Vous touverez ci-dessous le discours que j’ai prononcé ce mercredi 26 septembre au Parlement Bruxellois à l’occasion de la Fête de la Communauté française. Plus de 500 personnes issus du monde associatif, politique et académique étaient présentes à cette occasion. Aux abonnés absents : la Ministre-Présidente de la Communauté française, Marie Arena, et les différents Ministres de son exécutif. Aucun ministre wallon n’a également fait le déplacement, si ce n’est le Président du Parlement de la Communauté française, Jean-François ISTASSE. Une attitude peu compréhensible et cohérente alors que Marie Arena plaidait encore le 20 septembre dernier en faveur d’un rapprochement entre francophones de Bruxelles et de Wallonie. Mais soit, revenons à l’essentiel.

Chers Amis,

Mesdames et Messieurs les Ministres des Gouvernements,

Mesdames et Messieurs les Ambassadeurs des pays de l’Union européenne,

Mesdames et Messieurs les Ambassadeurs et représentants des pays du monde entier,

Mesdames et Messieurs en vos titres et qualités,

En préparant il y a quelques mois le thème autour duquel nous voulions axer cette fête de la Communauté française à Bruxelles, Benoit CEREXHE et moi-même avions convenu qu’il était incontournable et indispensable d’évoquer ici aussi, dans l’une des institutions parlementaires présentes dans la capitale européenne, le 50ème anniversaire de la signature du Traité de Rome et le début de cette aventure exceptionnelle que fût et qu’est, plus que jamais, la construction de l’Europe, à savoir la construction d’un espace de destin commun. Cet espace commun sur des matières limitées au charbon et à l’acier concernait les six pays fondateurs en 1957, avec une superficie de près d’1,3 millions de km² pour une population totale de 167 millions d’habitants. 50 ans plus tard, sur pratiquement l’ensemble des politiques publiques, le projet commun EUROPE concerne près de 500 millions de citoyens répartis sur 27 pays et une superficie de plus de 4 millions de km².

A côté des autres membres fondateurs, la Belgique a joué dès le départ un rôle déterminant dans cette construction et dans les mécanismes qui ont dû être mis en place progressivement pour rendre concret et opérationnel ce slogan sur lequel je reviendrai plus tard : « Unis dans la diversité ».

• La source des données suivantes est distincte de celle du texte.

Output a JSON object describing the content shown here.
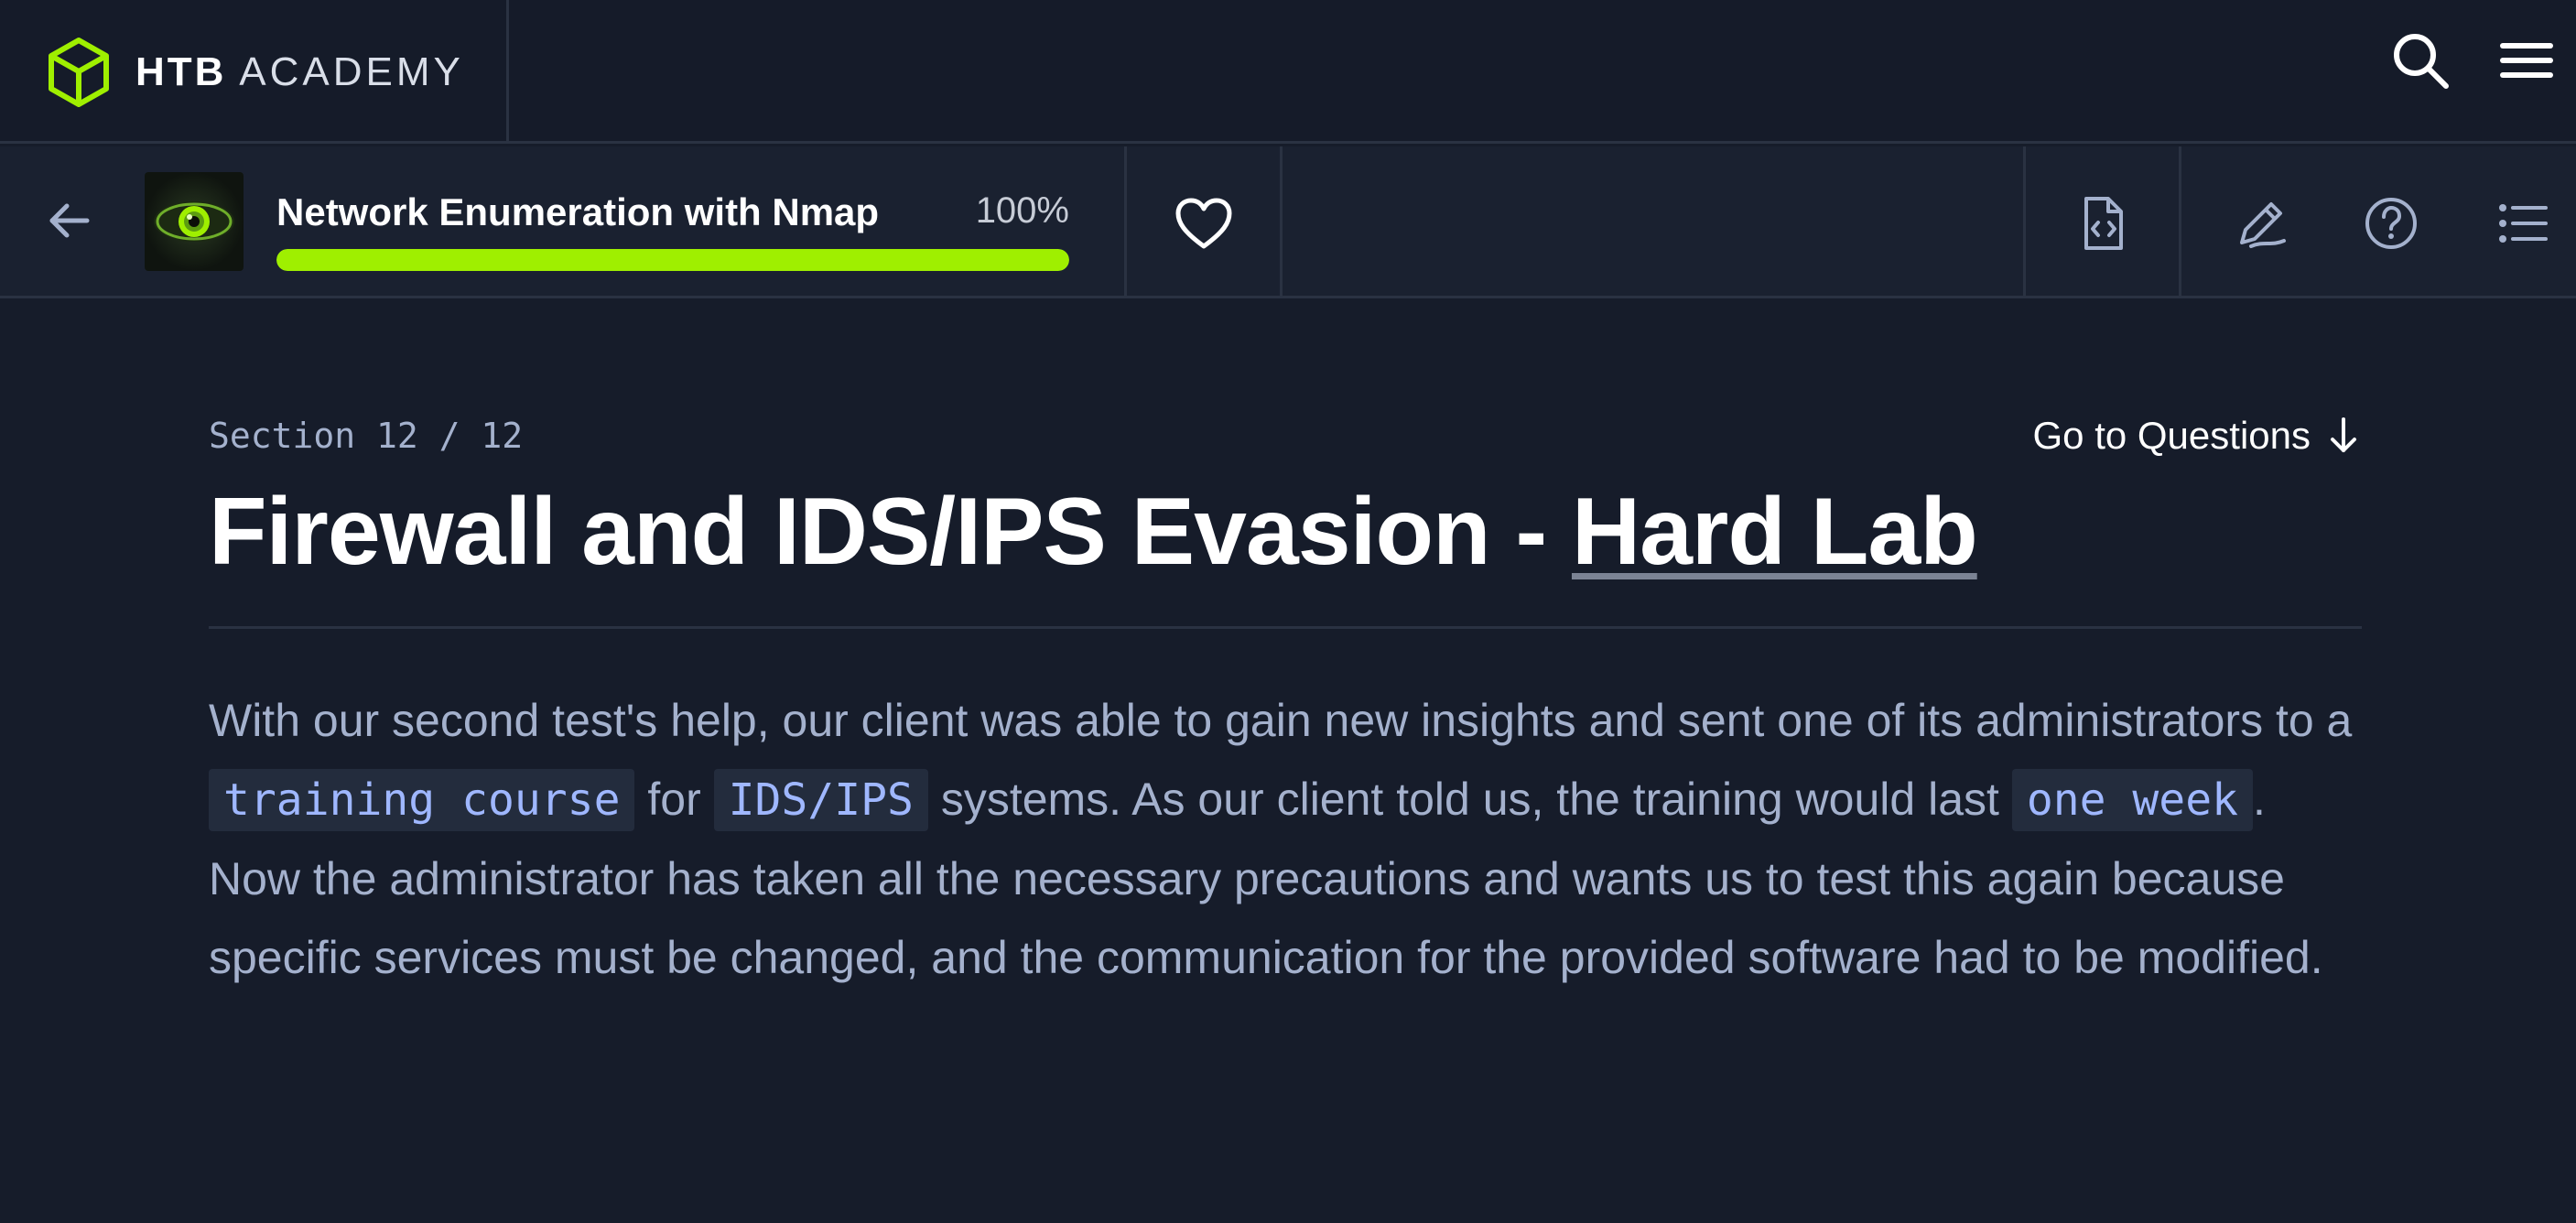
{
  "brand": {
    "name_bold": "HTB",
    "name_light": "ACADEMY"
  },
  "module": {
    "title": "Network Enumeration with Nmap",
    "progress_text": "100%",
    "progress_value": 1.0
  },
  "section": {
    "label": "Section 12 / 12",
    "go_to_questions": "Go to Questions",
    "title_main": "Firewall and IDS/IPS Evasion - ",
    "title_highlight": "Hard Lab"
  },
  "paragraph": {
    "t1": "With our second test's help, our client was able to gain new insights and sent one of its administrators to a ",
    "code1": "training course",
    "t2": " for ",
    "code2": "IDS/IPS",
    "t3": " systems. As our client told us, the training would last ",
    "code3": "one week",
    "t4": ". Now the administrator has taken all the necessary precautions and wants us to test this again because specific services must be changed, and the communication for the provided software had to be modified."
  },
  "icons": {
    "logo": "htb-cube-logo-icon",
    "search": "search-icon",
    "menu": "hamburger-menu-icon",
    "back": "arrow-left-icon",
    "favorite": "heart-icon",
    "cheatsheet": "file-code-icon",
    "notes": "pencil-edit-icon",
    "help": "question-circle-icon",
    "toc": "list-icon",
    "arrow_down": "arrow-down-icon"
  },
  "colors": {
    "background": "#161c2a",
    "accent_green": "#9fef00",
    "muted_text": "#a4b1cd",
    "code_text": "#9fb7ff"
  }
}
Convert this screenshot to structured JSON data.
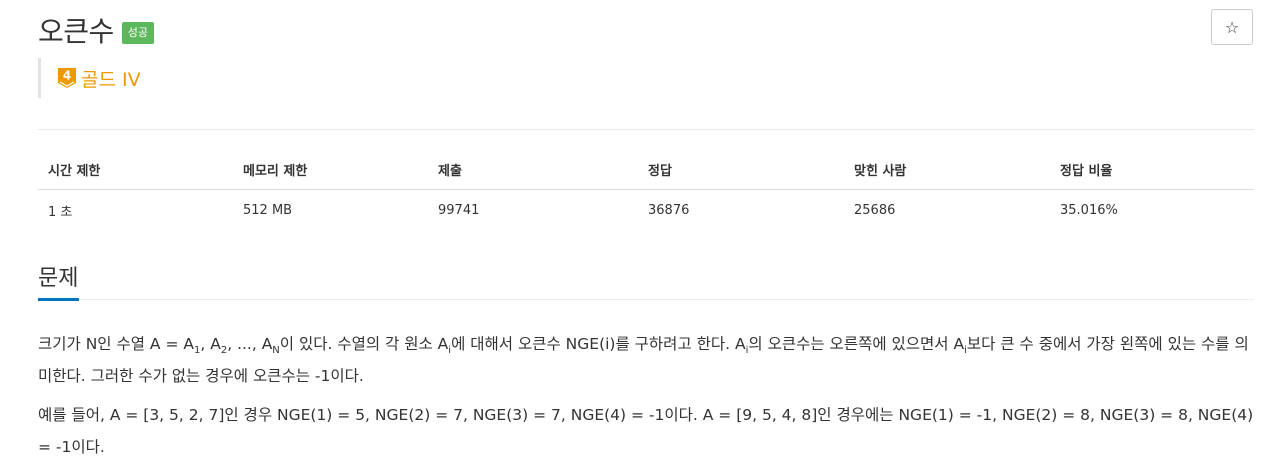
{
  "problem": {
    "title": "오큰수",
    "result_badge": "성공",
    "star_label": "☆",
    "tier": {
      "label": "골드 IV",
      "number": "4",
      "color": "#ec9a00"
    }
  },
  "info_table": {
    "headers": [
      "시간 제한",
      "메모리 제한",
      "제출",
      "정답",
      "맞힌 사람",
      "정답 비율"
    ],
    "values": [
      "1 초",
      "512 MB",
      "99741",
      "36876",
      "25686",
      "35.016%"
    ]
  },
  "section": {
    "title": "문제"
  },
  "description": {
    "p1": {
      "t1": "크기가 N인 수열 A = A",
      "s1": "1",
      "t2": ", A",
      "s2": "2",
      "t3": ", ..., A",
      "s3": "N",
      "t4": "이 있다. 수열의 각 원소 A",
      "s4": "i",
      "t5": "에 대해서 오큰수 NGE(i)를 구하려고 한다. A",
      "s5": "i",
      "t6": "의 오큰수는 오른쪽에 있으면서 A",
      "s6": "i",
      "t7": "보다 큰 수 중에서 가장 왼쪽에 있는 수를 의미한다. 그러한 수가 없는 경우에 오큰수는 -1이다."
    },
    "p2": "예를 들어, A = [3, 5, 2, 7]인 경우 NGE(1) = 5, NGE(2) = 7, NGE(3) = 7, NGE(4) = -1이다. A = [9, 5, 4, 8]인 경우에는 NGE(1) = -1, NGE(2) = 8, NGE(3) = 8, NGE(4) = -1이다."
  },
  "colors": {
    "success_badge": "#5cb85c",
    "tier_gold": "#ec9a00",
    "section_accent": "#0076c0"
  },
  "icons": {
    "star": "star-icon",
    "tier": "gold-tier-icon"
  }
}
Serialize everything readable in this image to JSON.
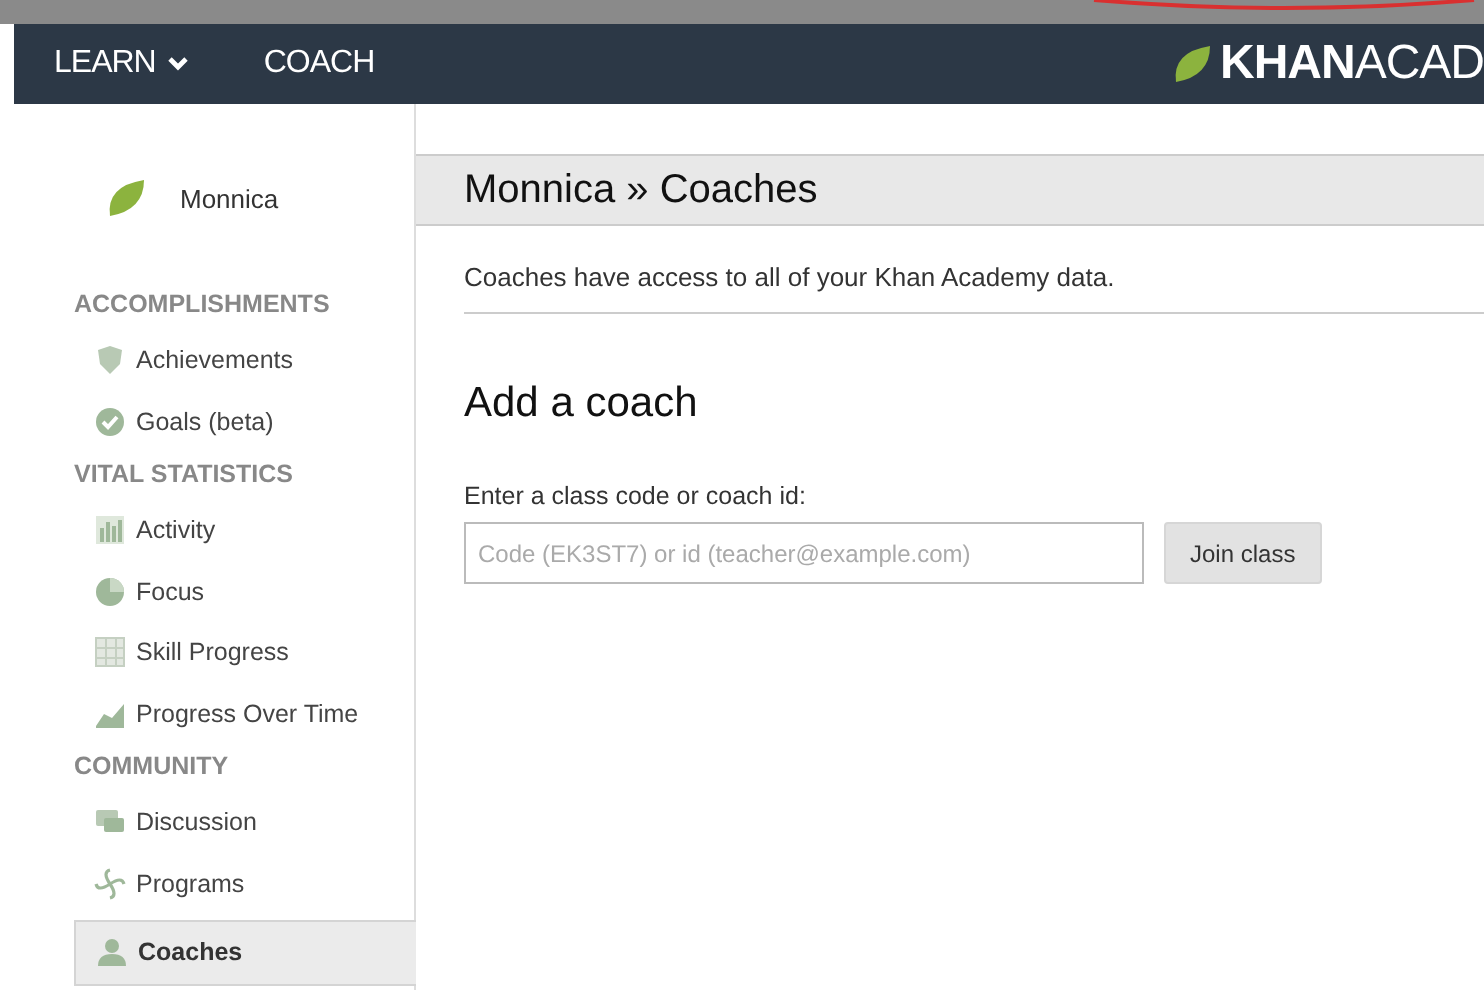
{
  "nav": {
    "items": [
      {
        "label": "LEARN",
        "dropdown": true
      },
      {
        "label": "COACH",
        "dropdown": false
      }
    ],
    "logo": "**KHAN**ACAD"
  },
  "sidebar": {
    "user": "Monnica",
    "items": [
      {
        "kind": "heading",
        "label": "ACCOMPLISHMENTS"
      },
      {
        "kind": "link",
        "label": "Achievements",
        "selected": false
      },
      {
        "kind": "link",
        "label": "Goals (beta)",
        "selected": false
      },
      {
        "kind": "heading",
        "label": "VITAL STATISTICS"
      },
      {
        "kind": "link",
        "label": "Activity",
        "selected": false
      },
      {
        "kind": "link",
        "label": "Focus",
        "selected": false
      },
      {
        "kind": "link",
        "label": "Skill Progress",
        "selected": false
      },
      {
        "kind": "link",
        "label": "Progress Over Time",
        "selected": false
      },
      {
        "kind": "heading",
        "label": "COMMUNITY"
      },
      {
        "kind": "link",
        "label": "Discussion",
        "selected": false
      },
      {
        "kind": "link",
        "label": "Programs",
        "selected": false
      },
      {
        "kind": "link",
        "label": "Coaches",
        "selected": true
      }
    ]
  },
  "main": {
    "title": "Monnica » Coaches",
    "intro": "Coaches have access to all of your Khan Academy data.",
    "section_title": "Add a coach",
    "field_label": "Enter a class code or coach id:",
    "field": {
      "placeholder": "Code (EK3ST7) or id (teacher@example.com)"
    },
    "button": "Join class"
  }
}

Il faut dire que la Belgique, de par sa genèse hétérogène, a pu faire valoir tout au long de son histoire mouvementée une réelle expertise et une créativité sans bornes pour faire cohabiter des citoyens ne pratiquant pas toujours la même langue, les mêmes réalités, la même vision, la même lecture de l’histoire mais aussi, depuis quelques années, des citoyens venus d’ailleurs avec leur propre histoire.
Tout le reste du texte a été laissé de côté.